Verify Router addresses

When you implement the ccipReceive method in the contract residing on the destination chain, validate that the msg.sender is the correct Router address. This verification ensures that only the Router contract can call the ccipReceive function on the receiver contract and is for developers that want to restrict which accounts are allowed to call ccipReceive.

Setting gasLimit

The gasLimit specifies the maximum amount of gas CCIP can consume to execute ccipReceive() on the contract located on the destination blockchain. It is the main factor in determining the fee to send a message. Unspent gas is not refunded.

Using extraArgs

The purpose of extraArgs is to allow compatibility with future CCIP upgrades. To get this benefit, make sure that extraArgs is mutable in production deployments. This allows you to build it off-chain and pass it in a call to a function or store it in a variable that you can update on-demand.

If extraArgs are left empty, a default of 200000 gasLimit will be set.
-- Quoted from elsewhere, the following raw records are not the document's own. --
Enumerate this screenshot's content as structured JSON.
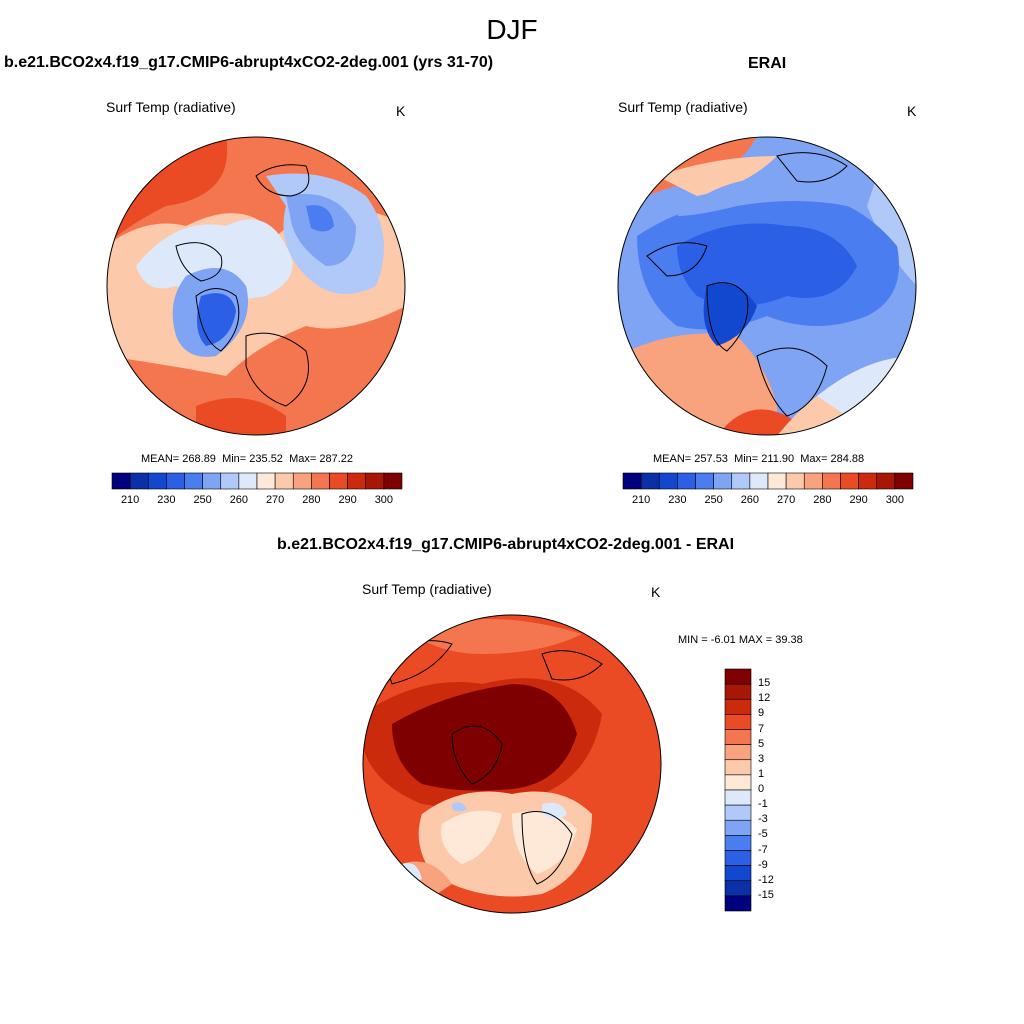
{
  "figure": {
    "season": "DJF"
  },
  "panels": [
    {
      "id": "model",
      "title": "b.e21.BCO2x4.f19_g17.CMIP6-abrupt4xCO2-2deg.001 (yrs 31-70)",
      "variable": "Surf Temp (radiative)",
      "units": "K",
      "stats": {
        "mean_label": "MEAN=",
        "mean": "268.89",
        "min_label": "Min=",
        "min": "235.52",
        "max_label": "Max=",
        "max": "287.22"
      }
    },
    {
      "id": "obs",
      "title": "ERAI",
      "variable": "Surf Temp (radiative)",
      "units": "K",
      "stats": {
        "mean_label": "MEAN=",
        "mean": "257.53",
        "min_label": "Min=",
        "min": "211.90",
        "max_label": "Max=",
        "max": "284.88"
      }
    },
    {
      "id": "diff",
      "title": "b.e21.BCO2x4.f19_g17.CMIP6-abrupt4xCO2-2deg.001 - ERAI",
      "variable": "Surf Temp (radiative)",
      "units": "K",
      "stats": {
        "min_label": "MIN =",
        "min": "-6.01",
        "max_label": "MAX =",
        "max": "39.38"
      }
    }
  ],
  "abs_colorbar": {
    "tick_labels": [
      "210",
      "230",
      "250",
      "260",
      "270",
      "280",
      "290",
      "300"
    ],
    "colors": [
      "#00007f",
      "#0a2fa6",
      "#1247d0",
      "#2a5fe6",
      "#4a7df0",
      "#7fa4f4",
      "#b0c9f8",
      "#dde9fb",
      "#fee9d8",
      "#fcc9aa",
      "#f9a27e",
      "#f4764f",
      "#ea4a24",
      "#cc2a0c",
      "#a81705",
      "#7f0000"
    ]
  },
  "diff_colorbar": {
    "tick_labels": [
      "15",
      "12",
      "9",
      "7",
      "5",
      "3",
      "1",
      "0",
      "-1",
      "-3",
      "-5",
      "-7",
      "-9",
      "-12",
      "-15"
    ],
    "colors": [
      "#7f0000",
      "#a81705",
      "#cc2a0c",
      "#ea4a24",
      "#f4764f",
      "#f9a27e",
      "#fcc9aa",
      "#fee9d8",
      "#dde9fb",
      "#b0c9f8",
      "#7fa4f4",
      "#4a7df0",
      "#2a5fe6",
      "#1247d0",
      "#0a2fa6",
      "#00007f"
    ]
  },
  "colors": {
    "deep_red": "#7f0000",
    "deep_blue": "#00007f",
    "coast": "#000000"
  }
}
To make extraArgs mutable, set them as described previously in the enableChain function. To calculate which bytes value to pass, you can create a helper script like this:

// EncodeExtraArgs.s.sol

// SPDX-License-Identifier: MIT
pragma solidity ^0.8.19;

import {Client} from "@chainlink/contracts-ccip/src/v0.8/ccip/libraries/Client.sol";

contract EncodeExtraArgs {
    // Below is a simplistic example (same params for all messages) of using storage to allow for new options without
    // upgrading the dapp. Note that extra args are chain family specific (e.g. gasLimit is EVM specific etc.).
    // and will always be backwards compatible i.e. upgrades are opt-in.
    // Offchain we can compute the V1 extraArgs:
    //    Client.EVMExtraArgsV1 memory extraArgs = Client.EVMExtraArgsV1({gasLimit: 300_000});
    //    bytes memory encodedV1ExtraArgs = Client._argsToBytes(extraArgs);
    // Then later compute V2 extraArgs, for example if a refund feature was added:
    //    Client.EVMExtraArgsV2 memory extraArgs = Client.EVMExtraArgsV2({gasLimit: 300_000, destRefundAddress: 0x1234});
    //    bytes memory encodedV2ExtraArgs = Client._argsToBytes(extraArgs);
    // and update storage with the new args.
    // If different options are required for different messages, for example different gas limits,
    // one can simply key based on (chainSelector, messageType) instead of only chainSelector.

    function encode(
        uint256 gasLimit
    ) external pure returns (bytes memory extraArgsBytes) {
        Client.EVMExtraArgsV1 memory extraArgs = Client.EVMExtraArgsV1({
            gasLimit: gasLimit
        });
        extraArgsBytes = Client._argsToBytes(extraArgs);
    }
}